Former heavyweight champion Frank Mir is never a fighter who’s at a loss for words, and with his upcoming fight with Cheick Kongo at UFC 107 only weeks away, he’s been only to happy to discuss his strategy with the media.

On paper this fight seems to heavily favor Mir due to Cheick Kongo’s biggest weakness – his ground game – being his opponents greatest strength. As a result many people have already predicted that Mir will earn an early submission victory.

It is interesting to note however that Mir’s own thoughts on his strategy going into the fight on December 12th appear to stray from this blueprint for success. Look at a recent comment he made in an interview with for instance.

“I wasn’t supposed to beat Nogueira standing and look what happened there. I’m confident that I can strike with Cheick [Kongo] and make it competitive, my punches are a lot quicker than his, plus I know how to work angles better, trust me I know how to shut guys off,” the 30 year old says.

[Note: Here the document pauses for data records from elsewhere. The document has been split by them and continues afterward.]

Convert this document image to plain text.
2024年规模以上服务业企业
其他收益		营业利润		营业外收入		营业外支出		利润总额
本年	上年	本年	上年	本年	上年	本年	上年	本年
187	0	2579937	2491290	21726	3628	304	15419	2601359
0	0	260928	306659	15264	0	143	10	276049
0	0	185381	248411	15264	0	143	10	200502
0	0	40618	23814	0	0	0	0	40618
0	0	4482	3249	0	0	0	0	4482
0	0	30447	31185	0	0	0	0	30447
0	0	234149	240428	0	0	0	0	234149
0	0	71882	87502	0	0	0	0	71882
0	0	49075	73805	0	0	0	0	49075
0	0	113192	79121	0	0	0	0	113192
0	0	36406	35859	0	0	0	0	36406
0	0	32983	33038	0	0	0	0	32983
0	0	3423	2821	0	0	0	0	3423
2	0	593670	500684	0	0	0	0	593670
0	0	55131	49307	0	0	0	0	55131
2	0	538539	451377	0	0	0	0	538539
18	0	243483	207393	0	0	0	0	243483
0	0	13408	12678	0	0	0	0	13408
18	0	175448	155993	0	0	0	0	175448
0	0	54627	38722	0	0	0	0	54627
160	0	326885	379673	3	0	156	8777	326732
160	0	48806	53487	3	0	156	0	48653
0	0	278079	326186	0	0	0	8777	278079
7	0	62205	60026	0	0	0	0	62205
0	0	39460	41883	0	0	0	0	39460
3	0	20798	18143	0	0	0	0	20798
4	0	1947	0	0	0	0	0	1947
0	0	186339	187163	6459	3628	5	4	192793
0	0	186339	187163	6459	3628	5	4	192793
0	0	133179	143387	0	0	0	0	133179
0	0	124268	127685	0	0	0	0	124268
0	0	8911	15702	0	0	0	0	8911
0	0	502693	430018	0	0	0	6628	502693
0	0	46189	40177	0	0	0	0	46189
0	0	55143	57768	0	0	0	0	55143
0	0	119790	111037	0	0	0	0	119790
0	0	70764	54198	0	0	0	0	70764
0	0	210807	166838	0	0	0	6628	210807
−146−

“The thing is if I were to go out there and submit him in less than a minute It would prove nothing, a true martial artist would want to challenge himself and the challenge presented in front of me right now is to out-strike someone who on paper is the better striker.”

Cheick Kongo Has K.O Power

Such a strategy would undoubtedly be a surprise to many, including myself. If Mir does have any lingering desire to prove that out-striking Nogueira was no fluke then this is not the fight to do it. To date thirteen of Cheick Kongo’s nineteen victories have finished by way of knockout and he only requires one clean strike to end the fight.

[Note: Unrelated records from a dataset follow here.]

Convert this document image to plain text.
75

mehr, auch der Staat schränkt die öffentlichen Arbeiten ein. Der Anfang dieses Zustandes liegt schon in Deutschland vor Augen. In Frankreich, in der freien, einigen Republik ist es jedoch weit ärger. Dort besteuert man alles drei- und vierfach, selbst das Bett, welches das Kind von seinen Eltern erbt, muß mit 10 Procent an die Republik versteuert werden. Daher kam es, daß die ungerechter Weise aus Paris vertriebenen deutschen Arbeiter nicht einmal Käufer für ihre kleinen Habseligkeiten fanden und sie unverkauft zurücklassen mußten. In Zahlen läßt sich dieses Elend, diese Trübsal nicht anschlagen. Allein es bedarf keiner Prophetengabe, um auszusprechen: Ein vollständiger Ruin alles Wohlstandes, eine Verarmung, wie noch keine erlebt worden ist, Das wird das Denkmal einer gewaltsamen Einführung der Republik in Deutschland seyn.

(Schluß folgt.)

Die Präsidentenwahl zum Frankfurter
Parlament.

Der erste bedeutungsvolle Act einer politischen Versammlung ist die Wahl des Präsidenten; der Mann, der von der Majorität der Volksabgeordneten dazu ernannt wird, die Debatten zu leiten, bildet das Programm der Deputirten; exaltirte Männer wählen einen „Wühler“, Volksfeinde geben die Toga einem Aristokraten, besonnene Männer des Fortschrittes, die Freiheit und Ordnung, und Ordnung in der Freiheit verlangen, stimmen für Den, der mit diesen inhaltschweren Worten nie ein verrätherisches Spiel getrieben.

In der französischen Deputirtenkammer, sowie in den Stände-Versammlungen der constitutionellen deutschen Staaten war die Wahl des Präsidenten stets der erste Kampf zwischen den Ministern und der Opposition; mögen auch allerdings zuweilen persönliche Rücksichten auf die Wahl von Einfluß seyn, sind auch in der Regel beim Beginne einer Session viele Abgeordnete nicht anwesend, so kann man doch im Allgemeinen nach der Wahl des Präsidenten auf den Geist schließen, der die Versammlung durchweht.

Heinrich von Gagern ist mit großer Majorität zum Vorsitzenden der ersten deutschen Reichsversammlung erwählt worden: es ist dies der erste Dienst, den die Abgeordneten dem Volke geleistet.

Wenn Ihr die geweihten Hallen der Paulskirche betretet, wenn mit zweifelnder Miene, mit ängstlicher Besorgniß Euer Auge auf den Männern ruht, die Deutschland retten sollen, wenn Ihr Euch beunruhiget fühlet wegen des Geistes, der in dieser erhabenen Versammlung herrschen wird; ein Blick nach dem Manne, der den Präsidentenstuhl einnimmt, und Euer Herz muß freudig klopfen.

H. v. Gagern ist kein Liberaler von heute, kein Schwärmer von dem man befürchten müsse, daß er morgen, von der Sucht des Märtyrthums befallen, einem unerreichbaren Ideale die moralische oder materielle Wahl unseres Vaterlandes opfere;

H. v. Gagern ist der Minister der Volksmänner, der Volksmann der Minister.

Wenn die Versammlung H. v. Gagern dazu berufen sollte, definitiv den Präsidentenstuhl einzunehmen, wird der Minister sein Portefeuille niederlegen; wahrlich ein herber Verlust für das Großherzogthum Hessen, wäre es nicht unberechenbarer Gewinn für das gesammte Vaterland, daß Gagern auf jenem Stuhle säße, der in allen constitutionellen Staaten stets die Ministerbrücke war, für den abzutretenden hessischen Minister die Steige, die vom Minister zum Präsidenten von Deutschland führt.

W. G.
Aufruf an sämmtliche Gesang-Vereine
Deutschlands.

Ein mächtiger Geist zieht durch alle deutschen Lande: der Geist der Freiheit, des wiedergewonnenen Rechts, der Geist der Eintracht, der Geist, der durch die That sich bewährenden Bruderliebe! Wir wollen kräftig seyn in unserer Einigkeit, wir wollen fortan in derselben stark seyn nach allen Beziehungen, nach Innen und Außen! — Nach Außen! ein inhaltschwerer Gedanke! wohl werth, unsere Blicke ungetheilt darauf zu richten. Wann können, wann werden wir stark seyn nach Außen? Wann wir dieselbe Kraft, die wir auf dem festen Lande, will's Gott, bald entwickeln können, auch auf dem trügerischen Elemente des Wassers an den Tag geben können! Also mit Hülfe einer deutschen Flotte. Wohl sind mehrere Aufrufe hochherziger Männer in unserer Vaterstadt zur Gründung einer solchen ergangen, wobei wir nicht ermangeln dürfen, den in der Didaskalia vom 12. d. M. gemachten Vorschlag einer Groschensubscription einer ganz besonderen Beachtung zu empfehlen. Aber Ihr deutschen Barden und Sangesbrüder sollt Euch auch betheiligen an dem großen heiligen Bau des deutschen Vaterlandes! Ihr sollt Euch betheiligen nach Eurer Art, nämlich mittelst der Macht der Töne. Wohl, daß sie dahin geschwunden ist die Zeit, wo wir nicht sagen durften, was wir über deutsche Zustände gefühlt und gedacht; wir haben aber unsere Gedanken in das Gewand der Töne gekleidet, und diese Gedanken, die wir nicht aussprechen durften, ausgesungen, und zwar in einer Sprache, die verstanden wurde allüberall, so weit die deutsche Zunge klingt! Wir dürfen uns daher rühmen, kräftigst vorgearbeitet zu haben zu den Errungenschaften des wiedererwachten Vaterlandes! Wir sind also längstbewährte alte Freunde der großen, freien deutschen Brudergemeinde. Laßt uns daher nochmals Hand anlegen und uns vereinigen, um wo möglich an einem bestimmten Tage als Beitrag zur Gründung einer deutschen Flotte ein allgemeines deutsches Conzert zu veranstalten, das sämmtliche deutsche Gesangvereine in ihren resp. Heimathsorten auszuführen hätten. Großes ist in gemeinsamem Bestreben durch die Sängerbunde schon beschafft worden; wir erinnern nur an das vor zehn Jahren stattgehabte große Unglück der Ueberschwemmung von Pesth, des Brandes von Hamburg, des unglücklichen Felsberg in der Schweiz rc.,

Mir would do well to remind himself of the vicious knockout another BJJ stylist, Demian Maia, suffered when he chose to ignore his core skills and instead attempted to showcase his striking against Nate Marquardt at UFC 102.

With that said, Is Mir telling the whole truth here or is he simply playing mind games? Will he really look to stand with a dangerous striker like Kongo and risk defeat?

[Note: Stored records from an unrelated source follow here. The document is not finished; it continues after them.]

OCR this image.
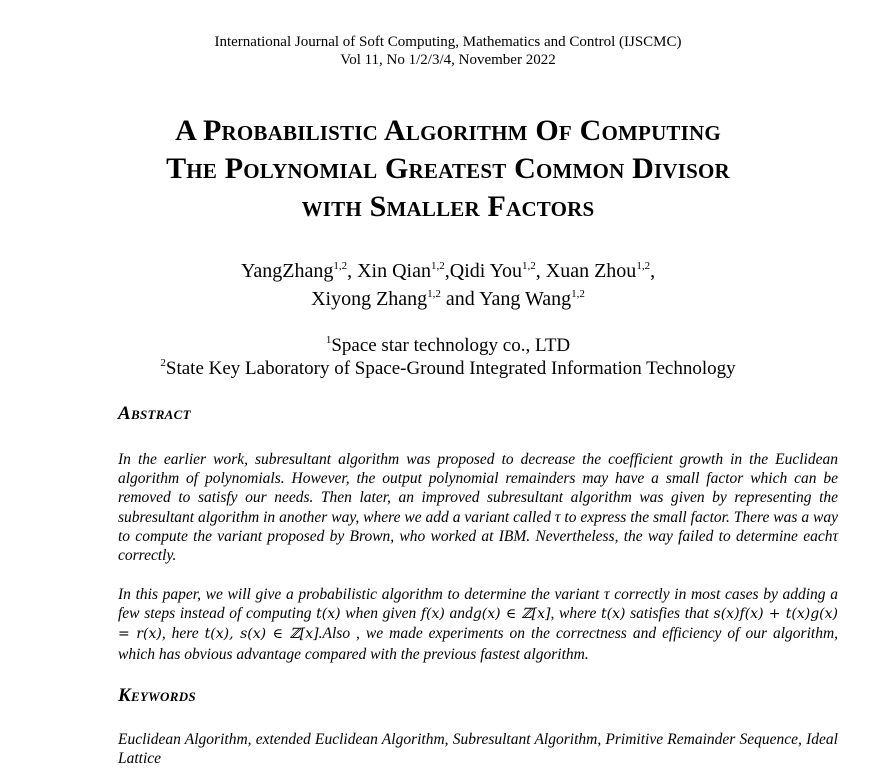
International Journal of Soft Computing, Mathematics and Control (IJSCMC)
Vol 11, No 1/2/3/4, November 2022
A Probabilistic Algorithm Of Computing
The Polynomial Greatest Common Divisor
with Smaller Factors
YangZhang$^{1,2}$, Xin Qian$^{1,2}$,Qidi You$^{1,2}$, Xuan Zhou$^{1,2}$,
Xiyong Zhang$^{1,2}$ and Yang Wang$^{1,2}$
$^1$Space star technology co., LTD
$^2$State Key Laboratory of Space-Ground Integrated Information Technology
Abstract
In the earlier work, subresultant algorithm was proposed to decrease the coefficient growth in the Euclidean algorithm of polynomials. However, the output polynomial remainders may have a small factor which can be removed to satisfy our needs. Then later, an improved subresultant algorithm was given by representing the subresultant algorithm in another way, where we add a variant called τ to express the small factor. There was a way to compute the variant proposed by Brown, who worked at IBM. Nevertheless, the way failed to determine eachτ correctly.
In this paper, we will give a probabilistic algorithm to determine the variant τ correctly in most cases by adding a few steps instead of computing t(x) when given f(x) andg(x) ∈ ℤ[x], where t(x) satisfies that s(x)f(x) + t(x)g(x) = r(x), here t(x), s(x) ∈ ℤ[x].Also , we made experiments on the correctness and efficiency of our algorithm, which has obvious advantage compared with the previous fastest algorithm.
Keywords
Euclidean Algorithm, extended Euclidean Algorithm, Subresultant Algorithm, Primitive Remainder Sequence, Ideal Lattice
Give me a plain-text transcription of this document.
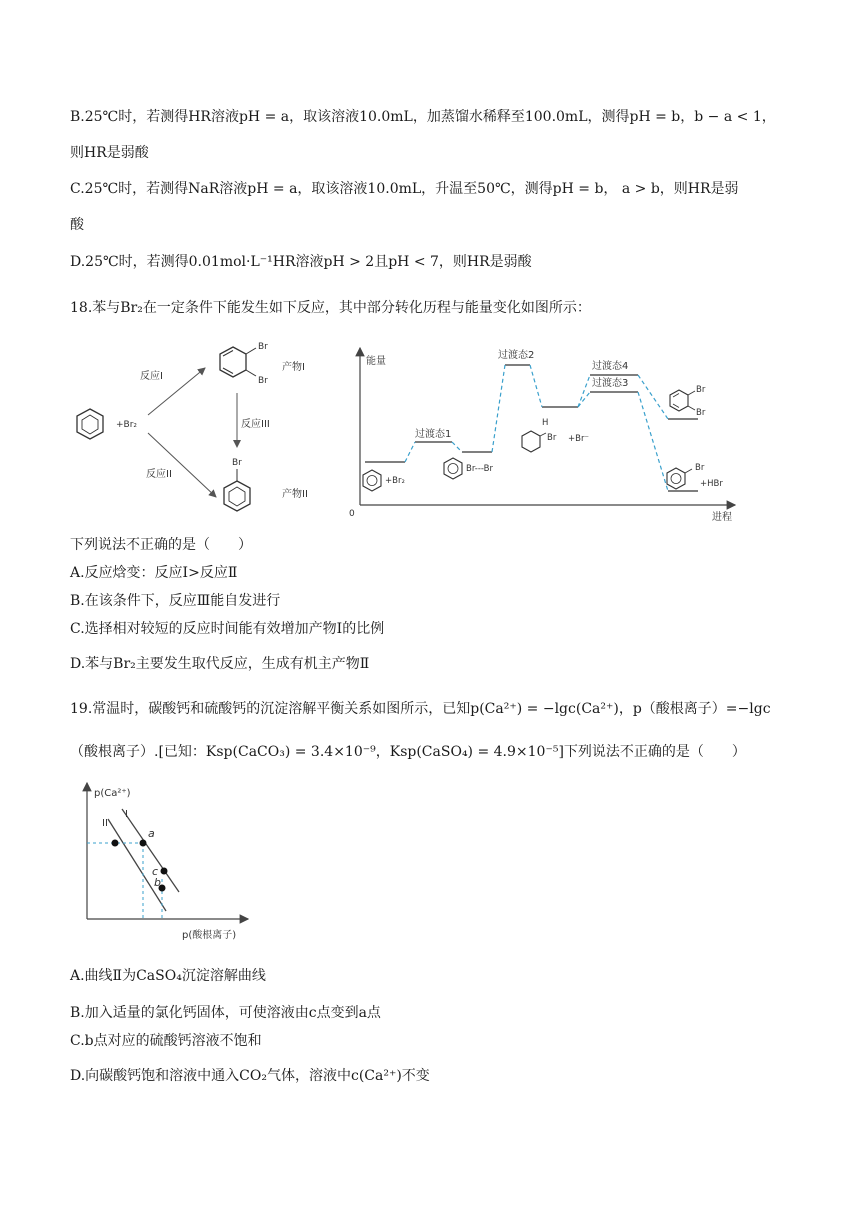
B.25℃时，若测得HR溶液pH = a，取该溶液10.0mL，加蒸馏水稀释至100.0mL，测得pH = b，b − a < 1，
则HR是弱酸
C.25℃时，若测得NaR溶液pH = a，取该溶液10.0mL，升温至50℃，测得pH = b， a > b，则HR是弱
酸
D.25℃时，若测得0.01mol·L⁻¹HR溶液pH > 2且pH < 7，则HR是弱酸
18.苯与Br₂在一定条件下能发生如下反应，其中部分转化历程与能量变化如图所示：
+Br₂
反应I
反应II
反应III
Br
Br
产物I
Br
产物II
能量
进程
0
过渡态1
过渡态2
过渡态4
过渡态3
+Br₂
Br---Br
H
Br +Br⁻
Br
Br
Br
+HBr
下列说法不正确的是（　　）
A.反应焓变：反应Ⅰ>反应Ⅱ
B.在该条件下，反应Ⅲ能自发进行
C.选择相对较短的反应时间能有效增加产物Ⅰ的比例
D.苯与Br₂主要发生取代反应，生成有机主产物Ⅱ
19.常温时，碳酸钙和硫酸钙的沉淀溶解平衡关系如图所示，已知p(Ca²⁺) = −lgc(Ca²⁺)，p（酸根离子）=−lgc
（酸根离子）.[已知：Ksp(CaCO₃) = 3.4×10⁻⁹，Ksp(CaSO₄) = 4.9×10⁻⁵]下列说法不正确的是（　　）
p(Ca²⁺)
p(酸根离子)
II
I
a
c
b
A.曲线Ⅱ为CaSO₄沉淀溶解曲线
B.加入适量的氯化钙固体，可使溶液由c点变到a点
C.b点对应的硫酸钙溶液不饱和
D.向碳酸钙饱和溶液中通入CO₂气体，溶液中c(Ca²⁺)不变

I think it unlikely, and if you compare the above comment with quotes from his new video interview that can be found at you will see him give a slightly different outlook on the fight.

  • “I don’t really have anything to prove by standing up with him, but that’s where he could do the most damage in the fight.”
  • “If I grab him and take him to the ground I think that definitely plays into my advantage to win the fight more-so than trying to stand up and have a boxing match with him.”
  • “Eventually from in the clinch we’ll get the takedown. Am I going to get it in the first thirty seconds? Probably not, you know, if I force it – that’s when I’m going to get hurt…but y’know, it’s a 15 minute fight and I hope to only have to take him down one time and then that’ll be the end of the fight.”

This would seem to be the more likely, and sensible strategy – to stand and trade with Kongo just long enough to find an opportunity to score the takedown and work for a submission.

Such a strategy would have wider benefits than just another win on his record. With Brock Lesnar currently out indefinitely with Diverticulitis and several other contenders in the division injured, the UFC is in need of healthy heavyweights. If Mir can end this fight in short order and emerge relatively unscathed then that puts him in a good place in the division going into the early months of next year –  particularly if the rumored interim title were to be given the green light.

With Cain Velasquez and Antonio Rodrigo Nogueira set to fight in the Spring, the current top contender Shane Carwin is without an opponent for his expected return in February / March. A 100% healthy Mir could take that spot, and a win there would put him within touching distance of either a rematch with Lesnar, or if he is still recovering, then a battle for either the interim belt or the No.1 contender spot with the winner of Velasquez – Nogueira.

None of this is guaranteed of course, but it seems unlikely that Mir would jeopardize this opportunity by standing with Kongo and risking either a loss or an injury.   At the same it shouldn’t be forgotten that in this day and age fighters are feeling the pressure to put on an entertaining fight, rather than focusing purely on winning, as we discussed in a previous article.

I still believe this one will end with a quick submission victory for Mir, but there will now be a slight element of doubt. Until he steps into the cage against Kongo on the 12th of December in Memphis, Tennessee, we won’t know for sure exactly how Frank Mir is going to approach the fight – and perhaps that’s exactly the way he wants it to be.